Il campo largo non esiste più, parola di Conte
Le progressive difficoltà dei due “Gian Burrasca” del centro, paradossalmente, hanno prodotto un’impennata di interesse per l’area politica. A partire da Elly Schlein, la quale si è resa conto che bisogna cambiare spartito e attori. Inutile insistere con i leader di Italia Viva e di Azione, che fanno imbestialire tre quarti dell’alleanza e in particolare Giuseppe Conte. E tra i vari litiganti, la segretaria del Pd naturalmente sceglie l’avvocato del M5S. Che però sentenzia la fine del campo largo: «Non esiste più». È arrivata l’ora di rispolverare la lezione di Goffredo Bettini: “Dobbiamo costruirci un centro a nostra immagine e somiglianza”. Il leader per questa operazione in “vitro” c’è già: è il sindaco di Milano Giuseppe Sala, che da settimane segnala che serve un’area moderata – collegata al centrosinistra – per vincere le elezioni. Stesso consiglio che arriva da un altro esperto del ramo: l’ex sindaco della Capitale Francesco Rutelli, che però di ritornare in politica non ci pensa proprio. Modello Margherita 2.0.
Il nuovo centro di Marattin
A un altro centro, e non al guinzaglio, lavora Luigi Marattin. Per far capire le sue intenzioni, il deputato già renziano, annuncia un incontro a Genova (8 ottobre) dove presenterà il suo ultimo pamphlet, “La missione possibile”, proprio con Marco Bucci, sindaco civico di Genova, e candidato sostenuto dal centrodestra alle elezioni ligure. Non un’alleanza con Giorgia Meloni e soci, ma una serrata valutazione dei programmi e delle biografie, tipico di una forza che vuole rimanere terzista. Ovvero andare da sola, laddove il sistema elettorale lo consenta, o scegliere il “meno peggio” alle elezioni amministrative. “Come avrebbero dovuto fare Renzi e Calenda, se non avessero passato il tempo a litigare”, spiega Andrea Marcucci, che è stato deputato del Pli prima di Tangentopoli, per poi fondare il Pd con Walter Veltroni. Modello liberali inglesi.

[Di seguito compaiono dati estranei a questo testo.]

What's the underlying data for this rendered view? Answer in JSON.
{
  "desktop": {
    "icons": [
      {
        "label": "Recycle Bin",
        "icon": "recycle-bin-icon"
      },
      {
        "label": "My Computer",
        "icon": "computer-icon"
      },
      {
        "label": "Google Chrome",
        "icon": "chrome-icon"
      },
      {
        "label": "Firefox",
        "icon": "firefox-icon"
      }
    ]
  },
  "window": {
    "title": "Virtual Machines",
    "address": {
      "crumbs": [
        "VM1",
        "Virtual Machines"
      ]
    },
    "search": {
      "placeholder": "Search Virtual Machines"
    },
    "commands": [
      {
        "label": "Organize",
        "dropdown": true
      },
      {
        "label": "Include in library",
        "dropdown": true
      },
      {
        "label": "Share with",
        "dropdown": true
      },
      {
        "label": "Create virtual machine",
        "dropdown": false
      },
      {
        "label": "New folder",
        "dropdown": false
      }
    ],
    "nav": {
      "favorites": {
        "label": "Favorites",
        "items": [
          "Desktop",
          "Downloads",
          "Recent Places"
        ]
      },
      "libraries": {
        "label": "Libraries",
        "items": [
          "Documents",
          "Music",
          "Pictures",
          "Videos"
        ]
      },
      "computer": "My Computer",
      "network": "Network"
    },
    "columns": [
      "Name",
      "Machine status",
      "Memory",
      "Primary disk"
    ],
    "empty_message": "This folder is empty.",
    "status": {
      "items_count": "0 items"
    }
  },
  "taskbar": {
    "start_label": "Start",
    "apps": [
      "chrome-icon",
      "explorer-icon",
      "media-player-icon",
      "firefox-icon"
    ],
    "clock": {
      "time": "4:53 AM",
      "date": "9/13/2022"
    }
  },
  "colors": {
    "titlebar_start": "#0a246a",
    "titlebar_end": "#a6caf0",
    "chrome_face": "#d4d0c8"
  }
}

Naturalmente la voglia di centro contagia anche Forza Italia (modello 1994), con il segretario Antonio Tajani che lo rivendica per distinguersi dall’altro vicepremier, Matteo Salvini, che ha preferenze completamente diverse. Da valorizzare non ci sono solo le campagne estive (carceri e ius scholae), ma anche l’equilibrio del Partito popolare europeo, baricentro della nuova maggioranza Ursula e contemporaneamente riferimento di Giorgia Meloni. Un’operazione con il vento in poppa (hanno aderito anche Maurizio Turco e Irene Testa del Partito radicale) per la segreta speranza di tanti: l’ingresso in politica di Piersilvio Berlusconi, l’unico nome in grado di sparigliare gli attuali schieramenti della politica. In pratica, al centro, gli spazi sono già tutti esauriti. Che disdetta per i due leader che lo hanno messo in soffitta.